Yields on Colombia’s peso bonds held at a record low on Wednesday according to reports.
Yields on Colombia’s 10% peso bond due in 2024, dropped to 6.28% on Wednesday, the lowest level since bonds were first sold in 2009.
The peso weakened against the dollar on Wednesday by 0.2% to 1,802.62 per U.S. dollar, despite a slight increase on Tuesday. The peso has strengthened 7.5% this year, making it the fifth best performance of the currencies tracked by Bloomberg.
Increasing levels of foreign investment into oil and coal is the main force behind the peso’s strength, and foreign direct investment could hit a record high this year as foreign investment in Colombia reached more than $11.8 billion by September which was a growth of 20.39% on the same period in 2011.
The central bank is trying to keep the peso from gaining too much by continuing its dollar-buying program for at least another six months, as Colombian exporters are struggling to sell their dollar-priced goods. A report from the Colombia government’s statistics office on Monday said that exports had dropped by 4% in July of this year against the same month in 2011.

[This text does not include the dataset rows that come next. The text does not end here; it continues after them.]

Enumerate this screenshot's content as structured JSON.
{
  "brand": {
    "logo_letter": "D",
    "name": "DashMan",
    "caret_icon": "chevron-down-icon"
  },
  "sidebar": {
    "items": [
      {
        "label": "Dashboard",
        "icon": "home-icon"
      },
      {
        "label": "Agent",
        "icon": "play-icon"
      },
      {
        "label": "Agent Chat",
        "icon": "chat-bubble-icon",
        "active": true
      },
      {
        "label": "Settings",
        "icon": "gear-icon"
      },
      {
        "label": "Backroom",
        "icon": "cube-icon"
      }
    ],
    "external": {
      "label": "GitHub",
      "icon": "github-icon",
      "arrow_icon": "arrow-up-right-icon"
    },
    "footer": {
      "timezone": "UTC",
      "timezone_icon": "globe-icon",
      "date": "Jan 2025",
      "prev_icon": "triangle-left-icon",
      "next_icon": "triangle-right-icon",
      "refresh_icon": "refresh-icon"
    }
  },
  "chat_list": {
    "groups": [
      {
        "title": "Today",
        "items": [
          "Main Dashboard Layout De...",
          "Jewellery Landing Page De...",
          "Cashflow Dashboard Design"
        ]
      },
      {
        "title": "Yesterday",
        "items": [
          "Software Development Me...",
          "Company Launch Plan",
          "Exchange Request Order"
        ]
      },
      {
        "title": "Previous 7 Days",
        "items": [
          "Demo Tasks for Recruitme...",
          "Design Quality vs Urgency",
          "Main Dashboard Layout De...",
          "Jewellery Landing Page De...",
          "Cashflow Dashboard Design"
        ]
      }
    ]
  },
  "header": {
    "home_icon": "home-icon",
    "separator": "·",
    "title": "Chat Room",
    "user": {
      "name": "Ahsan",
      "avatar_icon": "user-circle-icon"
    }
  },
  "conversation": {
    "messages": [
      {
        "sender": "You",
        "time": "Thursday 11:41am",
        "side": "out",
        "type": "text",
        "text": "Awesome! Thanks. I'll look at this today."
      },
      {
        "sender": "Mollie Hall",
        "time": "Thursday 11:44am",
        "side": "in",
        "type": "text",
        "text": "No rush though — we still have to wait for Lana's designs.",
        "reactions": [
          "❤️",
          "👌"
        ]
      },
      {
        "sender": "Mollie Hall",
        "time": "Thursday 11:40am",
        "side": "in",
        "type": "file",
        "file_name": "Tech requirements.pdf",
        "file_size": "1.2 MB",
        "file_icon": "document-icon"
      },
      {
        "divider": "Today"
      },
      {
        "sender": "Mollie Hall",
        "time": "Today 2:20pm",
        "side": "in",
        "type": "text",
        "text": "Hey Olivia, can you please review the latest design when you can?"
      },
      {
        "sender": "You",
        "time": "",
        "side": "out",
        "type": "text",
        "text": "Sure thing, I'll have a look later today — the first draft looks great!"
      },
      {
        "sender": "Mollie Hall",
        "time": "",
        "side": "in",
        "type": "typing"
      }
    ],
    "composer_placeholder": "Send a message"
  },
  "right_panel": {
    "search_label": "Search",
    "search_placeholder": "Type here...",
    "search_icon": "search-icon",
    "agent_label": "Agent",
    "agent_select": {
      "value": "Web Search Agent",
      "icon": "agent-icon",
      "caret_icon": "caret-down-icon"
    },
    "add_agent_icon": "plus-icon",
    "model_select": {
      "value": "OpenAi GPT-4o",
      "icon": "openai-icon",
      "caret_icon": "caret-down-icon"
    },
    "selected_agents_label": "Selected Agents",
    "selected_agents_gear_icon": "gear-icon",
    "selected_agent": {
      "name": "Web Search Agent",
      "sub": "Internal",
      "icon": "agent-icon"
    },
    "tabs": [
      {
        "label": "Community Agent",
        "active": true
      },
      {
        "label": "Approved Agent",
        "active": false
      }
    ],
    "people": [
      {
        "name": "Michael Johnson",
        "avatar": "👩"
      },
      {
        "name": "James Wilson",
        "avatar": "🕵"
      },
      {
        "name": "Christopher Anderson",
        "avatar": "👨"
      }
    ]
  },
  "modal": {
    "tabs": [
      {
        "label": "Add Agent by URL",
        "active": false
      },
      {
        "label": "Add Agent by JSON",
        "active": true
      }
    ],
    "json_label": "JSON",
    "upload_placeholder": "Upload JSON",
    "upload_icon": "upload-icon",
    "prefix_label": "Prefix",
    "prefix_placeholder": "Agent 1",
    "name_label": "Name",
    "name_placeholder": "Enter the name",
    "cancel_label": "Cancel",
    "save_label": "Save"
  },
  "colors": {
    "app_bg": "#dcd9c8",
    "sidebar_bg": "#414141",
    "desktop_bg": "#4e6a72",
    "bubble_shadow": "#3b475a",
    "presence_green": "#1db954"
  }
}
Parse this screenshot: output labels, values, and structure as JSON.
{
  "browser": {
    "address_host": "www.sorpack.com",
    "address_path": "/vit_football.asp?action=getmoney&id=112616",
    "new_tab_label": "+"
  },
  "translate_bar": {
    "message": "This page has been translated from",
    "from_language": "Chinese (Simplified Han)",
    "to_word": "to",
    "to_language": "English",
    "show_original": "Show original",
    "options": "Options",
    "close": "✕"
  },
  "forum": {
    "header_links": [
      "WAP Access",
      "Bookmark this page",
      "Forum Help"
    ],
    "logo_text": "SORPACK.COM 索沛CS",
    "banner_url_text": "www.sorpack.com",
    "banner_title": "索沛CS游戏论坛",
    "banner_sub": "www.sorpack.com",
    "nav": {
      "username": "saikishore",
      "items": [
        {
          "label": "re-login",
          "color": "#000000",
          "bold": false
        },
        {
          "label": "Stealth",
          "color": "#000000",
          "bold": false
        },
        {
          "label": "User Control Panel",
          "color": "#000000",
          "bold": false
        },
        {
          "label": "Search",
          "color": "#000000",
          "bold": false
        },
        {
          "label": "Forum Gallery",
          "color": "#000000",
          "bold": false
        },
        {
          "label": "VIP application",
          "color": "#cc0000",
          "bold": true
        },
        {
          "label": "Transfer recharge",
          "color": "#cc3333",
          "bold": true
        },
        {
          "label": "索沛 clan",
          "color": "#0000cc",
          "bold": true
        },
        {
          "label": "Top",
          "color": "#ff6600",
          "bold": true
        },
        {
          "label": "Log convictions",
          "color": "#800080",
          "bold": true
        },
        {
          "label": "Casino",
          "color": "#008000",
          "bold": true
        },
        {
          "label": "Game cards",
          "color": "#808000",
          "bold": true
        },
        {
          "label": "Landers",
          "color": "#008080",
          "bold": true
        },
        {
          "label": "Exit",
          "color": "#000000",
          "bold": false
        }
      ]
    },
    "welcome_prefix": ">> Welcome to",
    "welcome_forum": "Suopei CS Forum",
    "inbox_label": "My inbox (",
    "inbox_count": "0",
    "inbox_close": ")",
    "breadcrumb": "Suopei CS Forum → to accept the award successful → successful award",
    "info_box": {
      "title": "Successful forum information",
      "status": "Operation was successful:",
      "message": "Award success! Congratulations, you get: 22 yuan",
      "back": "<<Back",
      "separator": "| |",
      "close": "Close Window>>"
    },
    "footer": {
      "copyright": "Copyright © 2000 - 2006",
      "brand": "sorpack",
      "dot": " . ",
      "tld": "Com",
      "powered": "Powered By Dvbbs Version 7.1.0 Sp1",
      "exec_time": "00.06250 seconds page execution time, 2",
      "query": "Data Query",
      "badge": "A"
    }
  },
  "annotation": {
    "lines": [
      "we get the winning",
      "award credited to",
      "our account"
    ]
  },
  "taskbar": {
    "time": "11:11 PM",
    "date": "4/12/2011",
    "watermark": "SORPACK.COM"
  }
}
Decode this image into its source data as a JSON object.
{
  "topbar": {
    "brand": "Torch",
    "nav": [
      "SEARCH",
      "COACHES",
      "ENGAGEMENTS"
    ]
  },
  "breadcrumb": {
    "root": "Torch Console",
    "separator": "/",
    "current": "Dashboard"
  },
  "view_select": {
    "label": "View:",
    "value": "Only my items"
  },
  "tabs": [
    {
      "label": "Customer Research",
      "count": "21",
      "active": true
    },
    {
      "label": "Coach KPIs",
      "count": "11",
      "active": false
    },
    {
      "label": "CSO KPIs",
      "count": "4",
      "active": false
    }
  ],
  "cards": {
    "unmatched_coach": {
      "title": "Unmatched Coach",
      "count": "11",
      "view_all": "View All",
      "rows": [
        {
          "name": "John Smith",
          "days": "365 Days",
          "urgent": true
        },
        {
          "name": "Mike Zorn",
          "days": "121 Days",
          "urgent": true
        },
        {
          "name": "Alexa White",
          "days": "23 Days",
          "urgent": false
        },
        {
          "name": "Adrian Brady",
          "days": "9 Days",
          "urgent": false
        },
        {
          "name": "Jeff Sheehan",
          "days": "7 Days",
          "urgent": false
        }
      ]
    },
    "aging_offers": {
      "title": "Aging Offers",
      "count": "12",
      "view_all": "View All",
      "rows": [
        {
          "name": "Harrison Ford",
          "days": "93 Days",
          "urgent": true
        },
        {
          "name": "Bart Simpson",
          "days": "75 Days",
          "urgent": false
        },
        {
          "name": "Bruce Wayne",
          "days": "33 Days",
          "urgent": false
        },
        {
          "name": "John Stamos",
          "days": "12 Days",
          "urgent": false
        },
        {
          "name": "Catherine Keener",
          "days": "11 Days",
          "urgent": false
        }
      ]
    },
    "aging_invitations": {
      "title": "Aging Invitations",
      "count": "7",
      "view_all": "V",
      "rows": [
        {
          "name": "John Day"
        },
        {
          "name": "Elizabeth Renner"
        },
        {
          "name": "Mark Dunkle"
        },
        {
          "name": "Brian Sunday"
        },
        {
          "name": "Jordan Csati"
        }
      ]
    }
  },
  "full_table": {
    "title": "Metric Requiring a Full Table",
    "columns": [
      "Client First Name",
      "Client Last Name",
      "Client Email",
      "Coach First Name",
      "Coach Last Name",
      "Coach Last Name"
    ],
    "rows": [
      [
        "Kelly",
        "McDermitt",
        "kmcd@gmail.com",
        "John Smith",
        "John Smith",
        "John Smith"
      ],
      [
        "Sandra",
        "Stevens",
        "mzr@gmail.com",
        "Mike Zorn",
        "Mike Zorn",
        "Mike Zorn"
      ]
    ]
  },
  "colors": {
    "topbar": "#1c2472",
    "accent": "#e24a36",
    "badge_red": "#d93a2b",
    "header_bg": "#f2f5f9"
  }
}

The central bank intends to buy at least $3 billion from now until March, putting the daily minimum between $20 and $25 million. This figure is down from the $28 million a day the central bank bought through September. Colombia’s treasury will also continue buying dollars, amounting to $500 million by the end of this year according to the Wall Street Journal.
The central bank which has lately been slashing benchmark interest rates in an effort to boost the economy, may also have been underestimating growth, which was 4.9% in the second quarter of this year in comparison to the same period in 2011, as there is not much room to cut rates further. Last week interest rates were left on hold at 4.75%.
Spending on public works rose 23% from April to June this year in comparison to the same period in 2011, and the increase in investment is expected to further stimulate economic growth.